Friday, March 2, 2007

Software to mimic the human brain

The guy that created Palm and Treo, Jeff Hawkins, has been working on an artificial intelligence program based on principles of how our brain works.

His newest company and software platform is Numenta, "which has three main components: the core problem-solving engine, which works sort of like an operating system based on Hawkins’ theory of the cortex; a set of open source software tools; and the code for the learning algorithms themselves, which users can alter as long as they make their creations available to others. "

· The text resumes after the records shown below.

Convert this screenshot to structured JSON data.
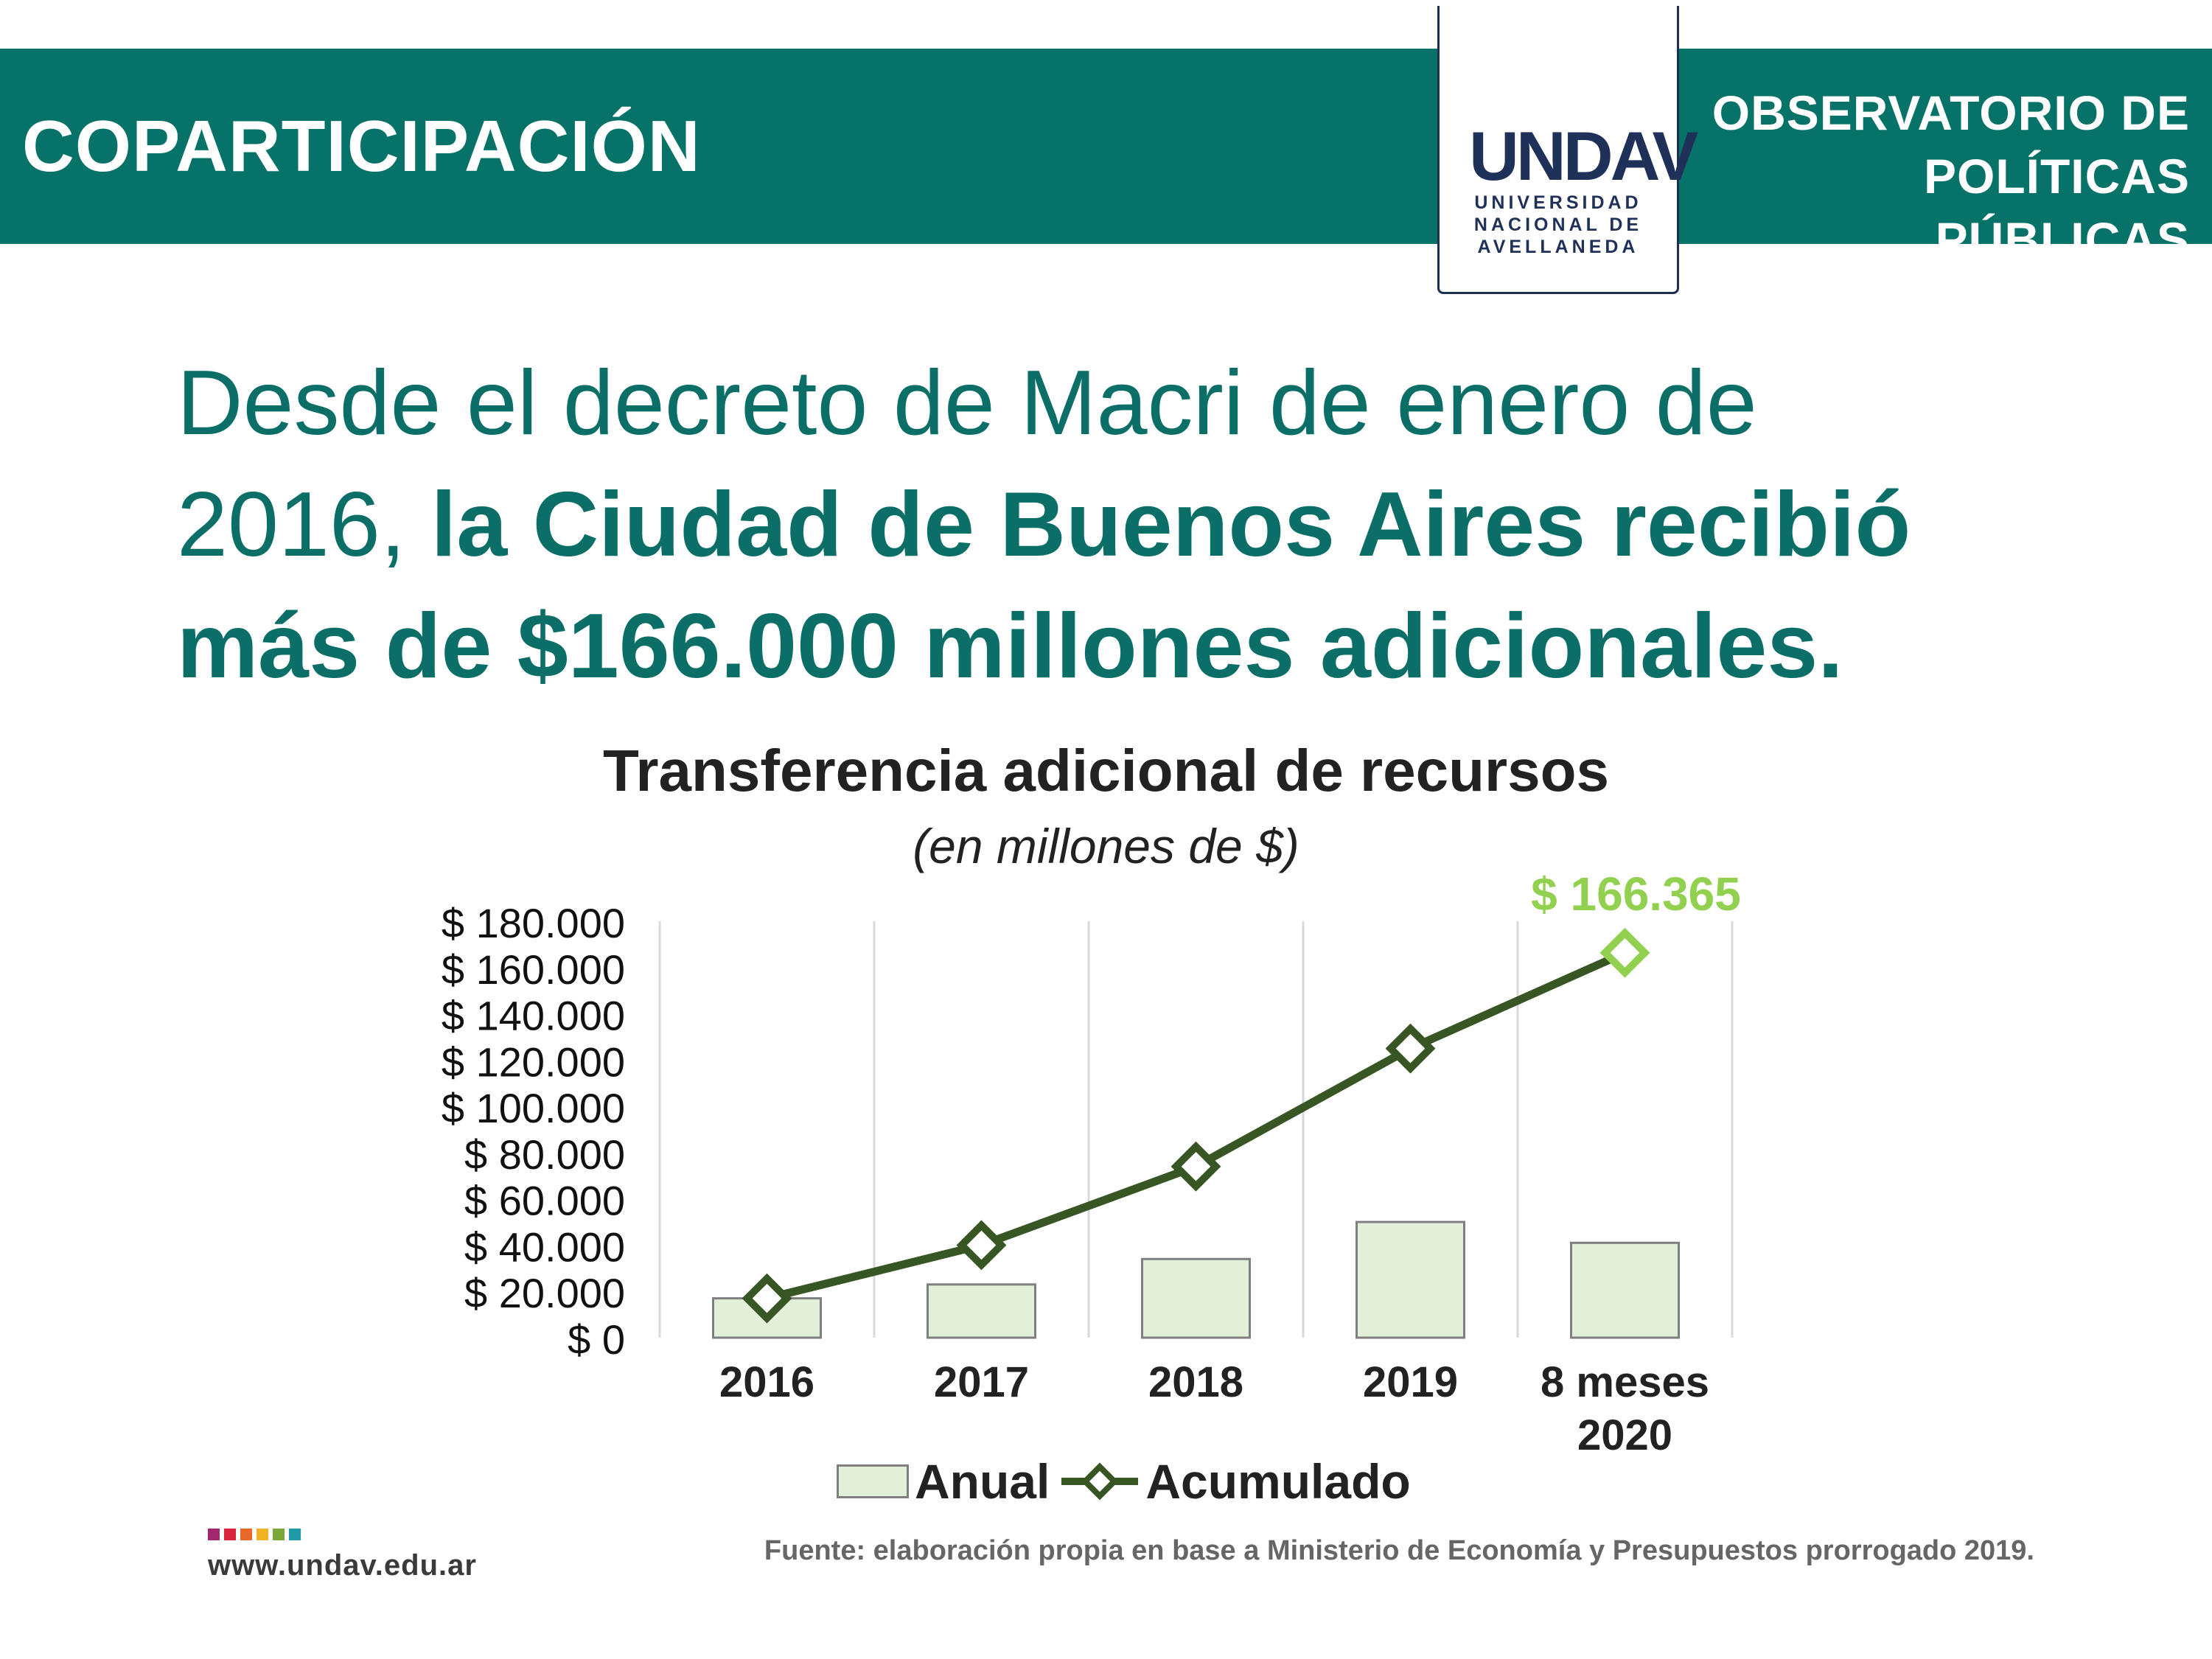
{
  "header": {
    "section": "COPARTICIPACIÓN",
    "observatory_line1": "OBSERVATORIO DE",
    "observatory_line2": "POLÍTICAS PÚBLICAS",
    "logo_mark": "UNDAV",
    "logo_line1": "UNIVERSIDAD",
    "logo_line2": "NACIONAL DE",
    "logo_line3": "AVELLANEDA"
  },
  "headline": {
    "line1": "Desde el decreto de Macri de enero de",
    "line2_normal": "2016, ",
    "line2_bold": "la Ciudad de Buenos Aires recibió",
    "line3_bold": "más de $166.000 millones adicionales."
  },
  "chart_data": {
    "type": "bar",
    "title": "Transferencia adicional de recursos",
    "subtitle": "(en millones de $)",
    "categories": [
      "2016",
      "2017",
      "2018",
      "2019",
      "8 meses 2020"
    ],
    "category_lines": [
      [
        "2016"
      ],
      [
        "2017"
      ],
      [
        "2018"
      ],
      [
        "2019"
      ],
      [
        "8 meses",
        "2020"
      ]
    ],
    "series": [
      {
        "name": "Anual",
        "kind": "bar",
        "values": [
          17000,
          23000,
          34000,
          50000,
          41000
        ]
      },
      {
        "name": "Acumulado",
        "kind": "line",
        "values": [
          17000,
          40000,
          74000,
          125000,
          166365
        ]
      }
    ],
    "ylim": [
      0,
      180000
    ],
    "yticks": [
      0,
      20000,
      40000,
      60000,
      80000,
      100000,
      120000,
      140000,
      160000,
      180000
    ],
    "ytick_labels": [
      "$ 0",
      "$ 20.000",
      "$ 40.000",
      "$ 60.000",
      "$ 80.000",
      "$ 100.000",
      "$ 120.000",
      "$ 140.000",
      "$ 160.000",
      "$ 180.000"
    ],
    "annotation": "$ 166.365",
    "grid": "vertical",
    "legend": "bottom",
    "colors": {
      "bar_fill": "#e2f0da",
      "bar_stroke": "#7f7f7f",
      "line": "#375623",
      "highlight": "#92d050",
      "grid": "#d9d9d9"
    }
  },
  "footer": {
    "website": "www.undav.edu.ar",
    "source": "Fuente: elaboración propia en base a Ministerio de Economía y Presupuestos prorrogado 2019.",
    "dot_colors": [
      "#a3286b",
      "#d7263d",
      "#e8682a",
      "#f0b323",
      "#7aa63a",
      "#1f9aa6"
    ]
  }
}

"How Numenta’s Software IDs a Chopper
Scan and match

1) The system is shown a poor-quality image of a helicopter moving across a screen. It’s read by low-level nodes that each see a 4 x 4-pixel section of the image.
2) The low-level nodes pass the pattern they see up to the next level.
3) Intermediate nodes aggregate input from the low-level nodes to form shapes.
4) The top-level node compares the shapes against a library of objects and selects the best match.

Predict and refine

5) That info is passed back down to the intermediate - level nodes so they can better predict what shape they’ll see next.
6) Data from higher-up nodes allows the bottom nodes to clean up the image by ignoring pixels that don’t match the expected pattern (indicated above by an X). This entire process repeats until the image is crisp. "

The whole thing sounds revolutionary, but I get flashbacks of VIKI from the I, Robot movie when I think about it.